Why do some people hang onto bitterness?
They think that to forgive means letting the other person off the hook. To forgive means they must remove all consequences from the other person.
That, of course, is mistaken thinking.
For example, one can have a forgiving spirit while bringing the full weight of the law to bear against the other person.
Let’s take an extreme example. A mother can have a forgiving spirit toward her son who robbed a bank to get money for his drug addiction. Her forgiving spirit does not prohibit her from contacting the police to inform them of what he did.
She can say to her son, “I have forgiven you totally, but my love and respect for who I believe you to be compelled me to do what was clearly best for you and that was to allow you to suffer the consequences of your wrongdoing and be placed in a rehab facility.”
There is no contradiction with a mother’s forgiving spirit and the enactment of consequences toward her son.
This is huge to understand since some erroneously conclude that to insure justice they must be unforgiving in spirit. But it is a false idea to believe bitterness empowers us long term.
The truth is, we are empowered by wisdom, love, respect and the determination to do what is best for the other person. Bitterness will not do what is best for the other.
A key element to understand, of course, is not to allow a forgiving spirit to turn one into a passive person who enables the other person to keep on sinning.
So, too, we must focus more on ourselves. A forgiving spirit evidences the kind of person we choose to be.
This is important since, in our example, some boys will pull a guilt trip on mom saying. “If you really have forgiven me, you will trust me and won’t keep asking me what I am up to.”
She does not have to prove anything. He is the one who did wrong. If she needs to prove anything it is that she loves and respects her son too much to enable him to keep doing what he did wrong before. As President Reagan used to espouse: Trust, but verify.
“But Emerson, I struggle with having a forgiving spirit.”
Let me share two fundamental Biblical truths.
First, the Bible says in Hebrews 12:15, “See to it that no one comes short of the grace of God; that no root of bitterness springing up causes trouble, and by it many be defiled.”

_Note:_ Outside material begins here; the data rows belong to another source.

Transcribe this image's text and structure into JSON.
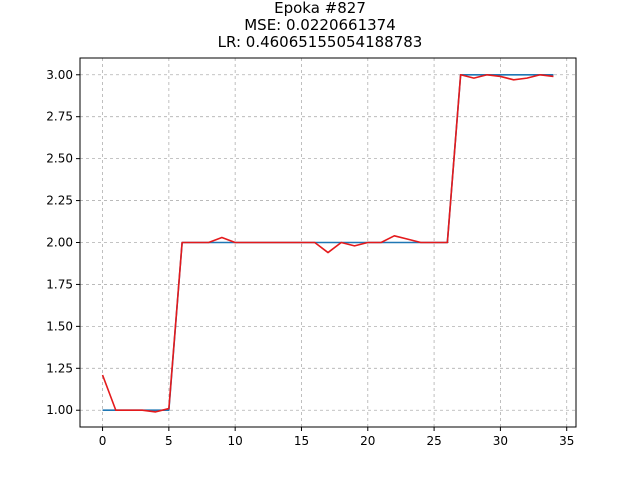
{
  "chart_data": {
    "type": "line",
    "title_lines": [
      "Epoka #827",
      "MSE: 0.0220661374",
      "LR: 0.46065155054188783"
    ],
    "xlabel": "",
    "ylabel": "",
    "xlim": [
      -1.7,
      35.7
    ],
    "ylim": [
      0.9,
      3.1
    ],
    "x_ticks": [
      "0",
      "5",
      "10",
      "15",
      "20",
      "25",
      "30",
      "35"
    ],
    "y_ticks": [
      "1.00",
      "1.25",
      "1.50",
      "1.75",
      "2.00",
      "2.25",
      "2.50",
      "2.75",
      "3.00"
    ],
    "grid": true,
    "legend": "none",
    "x": [
      0,
      1,
      2,
      3,
      4,
      5,
      6,
      7,
      8,
      9,
      10,
      11,
      12,
      13,
      14,
      15,
      16,
      17,
      18,
      19,
      20,
      21,
      22,
      23,
      24,
      25,
      26,
      27,
      28,
      29,
      30,
      31,
      32,
      33,
      34
    ],
    "series": [
      {
        "color": "#1f77b4",
        "values": [
          1,
          1,
          1,
          1,
          1,
          1,
          2,
          2,
          2,
          2,
          2,
          2,
          2,
          2,
          2,
          2,
          2,
          2,
          2,
          2,
          2,
          2,
          2,
          2,
          2,
          2,
          2,
          3,
          3,
          3,
          3,
          3,
          3,
          3,
          3
        ]
      },
      {
        "color": "#e41a1c",
        "values": [
          1.21,
          1.0,
          1.0,
          1.0,
          0.99,
          1.01,
          2.0,
          2.0,
          2.0,
          2.03,
          2.0,
          2.0,
          2.0,
          2.0,
          2.0,
          2.0,
          2.0,
          1.94,
          2.0,
          1.98,
          2.0,
          2.0,
          2.04,
          2.02,
          2.0,
          2.0,
          2.0,
          3.0,
          2.98,
          3.0,
          2.99,
          2.97,
          2.98,
          3.0,
          2.99
        ]
      }
    ]
  }
}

Note that bitterness (i.e. an unforgiving spirit) does not eliminate trouble but causes trouble. In fact, a person becomes defiled by his own bitterness.
If you have ever had someone break into your home while you were gone and go through your belongings and steal things, you know what it feels like to be defiled.
Similarly, your own bitterness breaks into your spirit and defiles you. It also spills over onto friends and family members. It defiles many.
Nothing good comes of an unforgiving spirit.
Second, such long term resentment subjects a believer in Christ to demonic attack and undermines one’s close fellowship with Christ.
We read in Ephesians 4:26, 27,
“Be angry, and yet do not sin. Do not let the sun go down on your anger, and do not give the devil an opportunity.”
Note that Satan takes advantage of prolonged and nursed anger.
Paul references the same idea with the Corinthians. We read in 2 Corinthians 2:10,11,
“But one whom you forgive anything, I forgive also; for indeed what I have forgiven, if I have forgiven anything, I did it for your sakes in the presence of Christ, so that no advantage would be taken of us by Satan, for we are not ignorant of his schemes.”
Again, an unforgiving spirit gives Satan access to us in ways that he would not if we let go of the resentment.
Literally, at the end of the day (i.e. before the sun sets) this is not about the offensive party. This is about a believer in Jesus Christ letting the devil have a foothold in his heart.
Satan cannot possess a believer, but he can oppress the follower of Jesus. He can intensify anger, undermine relationships and reputation, and cause one to fall short of receiving all the grace from God that otherwise would have come.
I do not know how to paint an exact picture of all that painful realities surrounding a bitter soul, but I wouldn’t mess with bitterness just because I cannot fully imagine the downside.
For certain, a forgiving spirit need not let the offensive person off the hook, but an unforgiving spirit appears to put me on a hook. True?